When should I search more: Adaptive Complex Query Optimization with Reinforcement Learning

Query optimization is a crucial component for the efficacy of Retrieval-Augmented Generation (RAG) systems. While reinforcement learning (RL)-based agentic and reasoning methods have recently emerged as a promising direction on query optimization, most existing approaches focus on the expansion and abstraction of a single query. However, complex user queries are prevalent in real-world scenarios, often requiring multiple parallel and sequential search strategies to handle disambiguation and decomposition. Directly applying RL to these complex cases introduces significant hurdles. Determining the optimal number of sub-queries and effectively re-ranking and merging retrieved documents vastly expands the search space and complicates reward design, frequently leading to training instability. To address these challenges, we propose a novel RL framework called Adaptive Complex Query Optimization (ACQO). Our framework is designed to adaptively determine when and how to expand the search process. It features two core components: an Adaptive Query Reformulation (AQR) module that dynamically decides when to decompose a query into multiple sub-queries, and a Rank-Score Fusion (RSF) module that ensures robust result aggregation and provides stable reward signals for the learning agent. To mitigate training instabilities, we adopt a Curriculum Reinforcement Learning (CRL) approach, which stabilizes the training process by progressively introducing more challenging queries through a two-stage strategy. Our comprehensive experiments demonstrate that ACQO achieves state-of-the-art performance on three complex query benchmarks, significantly outperforming established baselines. The framework also showcases improved computational efficiency and broad compatibility with different retrieval architectures, establishing it as a powerful and generalizable solution for next-generation RAG systems.

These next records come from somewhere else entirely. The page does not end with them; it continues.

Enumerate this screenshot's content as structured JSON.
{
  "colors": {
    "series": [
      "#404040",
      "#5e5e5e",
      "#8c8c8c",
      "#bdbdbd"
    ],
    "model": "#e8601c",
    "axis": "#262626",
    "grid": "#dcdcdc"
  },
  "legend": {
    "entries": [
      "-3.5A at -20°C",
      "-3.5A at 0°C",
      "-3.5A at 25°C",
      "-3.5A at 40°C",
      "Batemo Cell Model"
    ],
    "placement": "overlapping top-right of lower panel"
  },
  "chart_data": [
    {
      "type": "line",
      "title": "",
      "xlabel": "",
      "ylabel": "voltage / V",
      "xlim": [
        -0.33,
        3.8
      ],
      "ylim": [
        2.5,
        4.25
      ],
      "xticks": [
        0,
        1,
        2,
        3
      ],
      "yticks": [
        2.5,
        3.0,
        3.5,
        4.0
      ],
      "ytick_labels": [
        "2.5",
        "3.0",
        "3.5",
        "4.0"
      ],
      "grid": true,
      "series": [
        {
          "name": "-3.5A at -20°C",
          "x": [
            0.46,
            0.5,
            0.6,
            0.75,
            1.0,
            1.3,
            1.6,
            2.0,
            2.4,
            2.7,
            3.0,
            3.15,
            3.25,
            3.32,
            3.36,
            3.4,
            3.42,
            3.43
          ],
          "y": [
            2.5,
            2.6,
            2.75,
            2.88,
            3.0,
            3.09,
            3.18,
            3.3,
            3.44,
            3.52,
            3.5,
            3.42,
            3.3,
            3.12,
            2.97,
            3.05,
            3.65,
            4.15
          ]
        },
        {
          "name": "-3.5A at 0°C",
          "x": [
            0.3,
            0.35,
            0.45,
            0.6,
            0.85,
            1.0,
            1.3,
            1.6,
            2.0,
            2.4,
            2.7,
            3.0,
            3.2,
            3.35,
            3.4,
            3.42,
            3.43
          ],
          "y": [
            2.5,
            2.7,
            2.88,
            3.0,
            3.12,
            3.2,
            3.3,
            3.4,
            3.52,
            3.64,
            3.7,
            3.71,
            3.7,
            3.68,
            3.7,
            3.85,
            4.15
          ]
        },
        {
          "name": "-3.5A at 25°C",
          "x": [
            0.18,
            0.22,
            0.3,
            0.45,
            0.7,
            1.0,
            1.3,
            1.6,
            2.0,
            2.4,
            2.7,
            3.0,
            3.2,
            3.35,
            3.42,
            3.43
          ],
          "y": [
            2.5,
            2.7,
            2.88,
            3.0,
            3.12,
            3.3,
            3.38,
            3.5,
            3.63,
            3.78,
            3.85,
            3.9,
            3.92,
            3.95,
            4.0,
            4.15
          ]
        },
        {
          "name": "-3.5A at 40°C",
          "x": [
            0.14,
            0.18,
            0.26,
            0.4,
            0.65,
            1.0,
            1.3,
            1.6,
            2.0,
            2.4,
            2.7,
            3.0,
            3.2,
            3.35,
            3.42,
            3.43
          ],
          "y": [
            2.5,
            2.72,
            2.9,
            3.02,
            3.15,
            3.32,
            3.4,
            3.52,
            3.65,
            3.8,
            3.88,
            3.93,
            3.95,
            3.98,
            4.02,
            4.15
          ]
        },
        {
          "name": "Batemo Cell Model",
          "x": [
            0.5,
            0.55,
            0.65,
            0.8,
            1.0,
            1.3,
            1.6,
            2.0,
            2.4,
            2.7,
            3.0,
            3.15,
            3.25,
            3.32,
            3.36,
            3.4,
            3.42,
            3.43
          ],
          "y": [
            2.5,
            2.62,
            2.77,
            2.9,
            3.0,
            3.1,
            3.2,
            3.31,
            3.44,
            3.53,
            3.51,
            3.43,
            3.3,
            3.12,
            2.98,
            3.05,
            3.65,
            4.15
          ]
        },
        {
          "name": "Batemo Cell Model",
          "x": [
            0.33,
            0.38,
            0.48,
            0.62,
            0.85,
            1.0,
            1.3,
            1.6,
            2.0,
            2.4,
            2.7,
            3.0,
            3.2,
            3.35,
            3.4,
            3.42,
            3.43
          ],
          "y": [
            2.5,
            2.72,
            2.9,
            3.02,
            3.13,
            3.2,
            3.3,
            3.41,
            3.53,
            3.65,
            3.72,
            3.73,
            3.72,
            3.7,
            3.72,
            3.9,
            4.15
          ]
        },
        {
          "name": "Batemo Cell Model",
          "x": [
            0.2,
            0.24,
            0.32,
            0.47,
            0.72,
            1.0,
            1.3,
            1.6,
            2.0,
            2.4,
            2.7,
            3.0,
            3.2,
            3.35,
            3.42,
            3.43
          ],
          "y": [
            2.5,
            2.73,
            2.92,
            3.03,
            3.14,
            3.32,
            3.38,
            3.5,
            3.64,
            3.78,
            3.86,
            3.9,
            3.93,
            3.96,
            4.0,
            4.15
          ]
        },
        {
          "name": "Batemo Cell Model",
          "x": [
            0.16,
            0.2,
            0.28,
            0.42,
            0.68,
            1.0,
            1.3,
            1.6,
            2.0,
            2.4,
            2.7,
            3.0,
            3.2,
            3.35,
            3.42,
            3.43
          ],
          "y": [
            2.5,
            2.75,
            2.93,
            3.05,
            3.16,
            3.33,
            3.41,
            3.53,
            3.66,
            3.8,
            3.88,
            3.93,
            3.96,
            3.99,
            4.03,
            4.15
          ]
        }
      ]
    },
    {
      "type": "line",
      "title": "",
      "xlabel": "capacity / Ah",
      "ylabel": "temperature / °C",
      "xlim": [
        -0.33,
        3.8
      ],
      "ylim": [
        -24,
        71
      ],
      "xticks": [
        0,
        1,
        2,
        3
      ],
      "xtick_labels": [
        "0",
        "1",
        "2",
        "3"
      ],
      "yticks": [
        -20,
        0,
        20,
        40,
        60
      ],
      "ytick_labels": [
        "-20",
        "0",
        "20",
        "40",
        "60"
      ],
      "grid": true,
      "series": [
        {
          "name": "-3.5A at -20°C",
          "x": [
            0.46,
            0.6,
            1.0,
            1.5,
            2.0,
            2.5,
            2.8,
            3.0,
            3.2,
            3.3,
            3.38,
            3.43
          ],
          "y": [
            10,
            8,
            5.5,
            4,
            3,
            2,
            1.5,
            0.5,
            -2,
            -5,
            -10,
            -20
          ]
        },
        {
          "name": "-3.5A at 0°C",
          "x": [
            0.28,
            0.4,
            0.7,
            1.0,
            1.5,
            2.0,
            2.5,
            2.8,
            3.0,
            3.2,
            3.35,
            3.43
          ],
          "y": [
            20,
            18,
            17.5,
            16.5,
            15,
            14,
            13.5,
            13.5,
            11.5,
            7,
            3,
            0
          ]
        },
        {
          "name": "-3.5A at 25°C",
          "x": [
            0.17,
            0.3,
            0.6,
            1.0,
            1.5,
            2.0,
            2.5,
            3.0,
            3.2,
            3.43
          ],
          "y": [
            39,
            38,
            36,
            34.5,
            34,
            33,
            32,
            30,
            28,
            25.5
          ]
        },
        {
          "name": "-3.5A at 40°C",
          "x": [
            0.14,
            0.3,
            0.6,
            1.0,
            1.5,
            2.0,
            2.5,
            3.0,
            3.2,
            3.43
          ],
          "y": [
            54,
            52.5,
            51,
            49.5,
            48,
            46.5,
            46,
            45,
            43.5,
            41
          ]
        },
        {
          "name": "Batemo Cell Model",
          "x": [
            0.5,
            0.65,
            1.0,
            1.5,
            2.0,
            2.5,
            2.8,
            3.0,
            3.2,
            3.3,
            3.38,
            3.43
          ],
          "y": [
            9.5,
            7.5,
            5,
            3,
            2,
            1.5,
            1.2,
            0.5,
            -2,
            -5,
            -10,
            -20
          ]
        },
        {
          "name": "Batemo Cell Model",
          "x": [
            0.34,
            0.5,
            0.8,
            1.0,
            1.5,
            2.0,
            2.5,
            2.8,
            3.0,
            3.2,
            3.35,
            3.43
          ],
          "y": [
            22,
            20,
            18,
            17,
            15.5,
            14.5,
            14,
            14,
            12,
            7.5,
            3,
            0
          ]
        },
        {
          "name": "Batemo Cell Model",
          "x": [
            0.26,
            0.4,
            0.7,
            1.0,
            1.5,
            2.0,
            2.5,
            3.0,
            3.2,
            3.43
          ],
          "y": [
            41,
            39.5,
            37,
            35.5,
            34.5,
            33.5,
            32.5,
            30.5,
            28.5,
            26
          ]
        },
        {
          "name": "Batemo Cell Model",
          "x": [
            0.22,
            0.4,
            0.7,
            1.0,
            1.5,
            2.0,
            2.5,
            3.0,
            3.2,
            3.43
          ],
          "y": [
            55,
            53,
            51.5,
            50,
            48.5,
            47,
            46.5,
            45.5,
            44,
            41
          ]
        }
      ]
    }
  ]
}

翻译：查询优化是提升检索增强生成（RAG）系统效能的关键组成部分。尽管基于强化学习（RL）的智能体推理方法近期已成为查询优化的一个前景广阔的方向，但现有方法大多聚焦于单一查询的扩展与抽象。然而，在实际应用场景中，复杂的用户查询普遍存在，通常需要采用多路并行与顺序检索策略来处理歧义消解与查询分解。直接将RL应用于此类复杂情形会带来显著挑战：确定最优子查询数量、有效重排序与合并检索文档，这些任务极大地扩展了搜索空间并增加了奖励函数设计的复杂度，常导致训练过程不稳定。为应对这些挑战，我们提出了一种名为自适应复杂查询优化（ACQO）的新型RL框架。该框架旨在自适应地决定何时以及如何扩展搜索过程，其核心包含两个模块：自适应查询重构（AQR）模块动态决策何时将查询分解为多个子查询；排序-分数融合（RSF）模块确保检索结果的稳健聚合，并为学习智能体提供稳定的奖励信号。为缓解训练不稳定性，我们采用课程强化学习（CRL）方法，通过两阶段策略逐步引入更具挑战性的查询，从而稳定训练过程。综合实验表明，ACQO在三个复杂查询基准测试中取得了最先进的性能，显著优于现有基线方法。该框架还展现出更高的计算效率以及对不同检索架构的广泛兼容性，使其成为面向新一代RAG系统的强大且可推广的解决方案。